As far as opinions go, given the current dynamic news climate we experience 24 hours a day, we want to present as wide a spectrum as possible. We realize that the Jewish community is far from unanimous in its views on issues from Israel, from Washington, from Jefferson City and Springfield and from the entire St. Louis area.

We also realize that whatever happens thousands of miles away in the Middle East has the potential to affect the 60,000 Jews who live in the St. Louis area, both spiritually and psychologically.

Not everyone will agree with every point made in every editorial, but we work hard to make sure that our arguments are well reasoned, well researched and comprehensive.

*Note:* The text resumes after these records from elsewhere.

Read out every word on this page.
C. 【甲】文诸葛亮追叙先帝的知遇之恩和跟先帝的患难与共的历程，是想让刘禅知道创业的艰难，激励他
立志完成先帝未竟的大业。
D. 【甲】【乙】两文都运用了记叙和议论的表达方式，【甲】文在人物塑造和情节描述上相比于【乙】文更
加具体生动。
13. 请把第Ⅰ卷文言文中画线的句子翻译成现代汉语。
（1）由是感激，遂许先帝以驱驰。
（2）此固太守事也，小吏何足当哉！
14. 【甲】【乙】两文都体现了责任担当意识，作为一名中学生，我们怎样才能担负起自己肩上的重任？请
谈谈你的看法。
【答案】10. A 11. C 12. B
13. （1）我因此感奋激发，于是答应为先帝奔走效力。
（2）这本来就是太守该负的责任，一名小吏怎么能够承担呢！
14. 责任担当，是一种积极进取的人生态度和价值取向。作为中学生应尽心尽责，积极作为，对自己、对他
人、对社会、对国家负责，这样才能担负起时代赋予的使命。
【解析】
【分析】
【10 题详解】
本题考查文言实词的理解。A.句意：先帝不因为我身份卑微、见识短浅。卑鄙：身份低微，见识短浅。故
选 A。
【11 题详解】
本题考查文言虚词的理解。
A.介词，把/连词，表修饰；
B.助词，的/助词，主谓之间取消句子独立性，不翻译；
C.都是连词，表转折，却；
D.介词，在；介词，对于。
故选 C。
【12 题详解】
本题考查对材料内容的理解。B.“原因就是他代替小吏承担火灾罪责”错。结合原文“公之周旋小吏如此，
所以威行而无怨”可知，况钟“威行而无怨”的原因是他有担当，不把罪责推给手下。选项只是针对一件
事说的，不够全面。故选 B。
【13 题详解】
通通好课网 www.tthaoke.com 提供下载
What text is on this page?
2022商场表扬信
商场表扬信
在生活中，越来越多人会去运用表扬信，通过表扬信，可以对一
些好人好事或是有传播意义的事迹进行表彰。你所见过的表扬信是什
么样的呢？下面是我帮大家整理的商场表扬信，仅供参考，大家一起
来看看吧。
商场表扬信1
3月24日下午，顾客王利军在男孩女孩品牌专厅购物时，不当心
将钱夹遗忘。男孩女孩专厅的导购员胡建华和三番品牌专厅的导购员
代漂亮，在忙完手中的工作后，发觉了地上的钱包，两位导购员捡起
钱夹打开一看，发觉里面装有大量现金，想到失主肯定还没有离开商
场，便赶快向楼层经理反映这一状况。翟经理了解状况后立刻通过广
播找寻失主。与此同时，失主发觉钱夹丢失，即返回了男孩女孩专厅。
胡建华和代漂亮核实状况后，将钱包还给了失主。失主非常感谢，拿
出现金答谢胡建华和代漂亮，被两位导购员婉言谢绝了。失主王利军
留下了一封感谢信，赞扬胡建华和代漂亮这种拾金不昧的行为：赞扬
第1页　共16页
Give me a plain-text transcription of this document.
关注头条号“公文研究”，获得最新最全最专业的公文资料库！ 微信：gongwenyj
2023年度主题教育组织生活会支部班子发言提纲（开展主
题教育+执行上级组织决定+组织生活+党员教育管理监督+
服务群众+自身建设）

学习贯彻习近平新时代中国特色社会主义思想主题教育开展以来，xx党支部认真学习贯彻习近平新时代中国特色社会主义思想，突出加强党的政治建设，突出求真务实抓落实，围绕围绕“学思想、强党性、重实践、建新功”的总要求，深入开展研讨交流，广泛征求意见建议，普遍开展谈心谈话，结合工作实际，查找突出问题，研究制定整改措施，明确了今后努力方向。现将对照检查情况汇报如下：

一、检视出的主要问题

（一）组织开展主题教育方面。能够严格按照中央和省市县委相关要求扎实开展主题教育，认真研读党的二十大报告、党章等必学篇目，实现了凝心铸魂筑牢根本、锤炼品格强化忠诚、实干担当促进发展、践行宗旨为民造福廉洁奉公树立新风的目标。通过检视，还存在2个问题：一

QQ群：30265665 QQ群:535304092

For those whose opinions may differ, we offer op-ed pieces and letters to the editor to express those views. And we work hard to make sure that the topics we address range from around the world to around the corner.

That’s what the new design is all about — reaching out to the broadest possible readership, providing news and features and opinions that will appeal to everyone and presenting them in a crisp, clean, well organized way. 

Change can be hard. We recognize that some of you will miss your “old” Jewish Light and find the new design hard to get used to. But give us time, and give us your feedback. We think you’ll enjoy seeing yourselves, your families, your neighbors and your fellow congregants in our pages, and we look forward to hearing from you, just as we hope you look forward to hearing from us each week.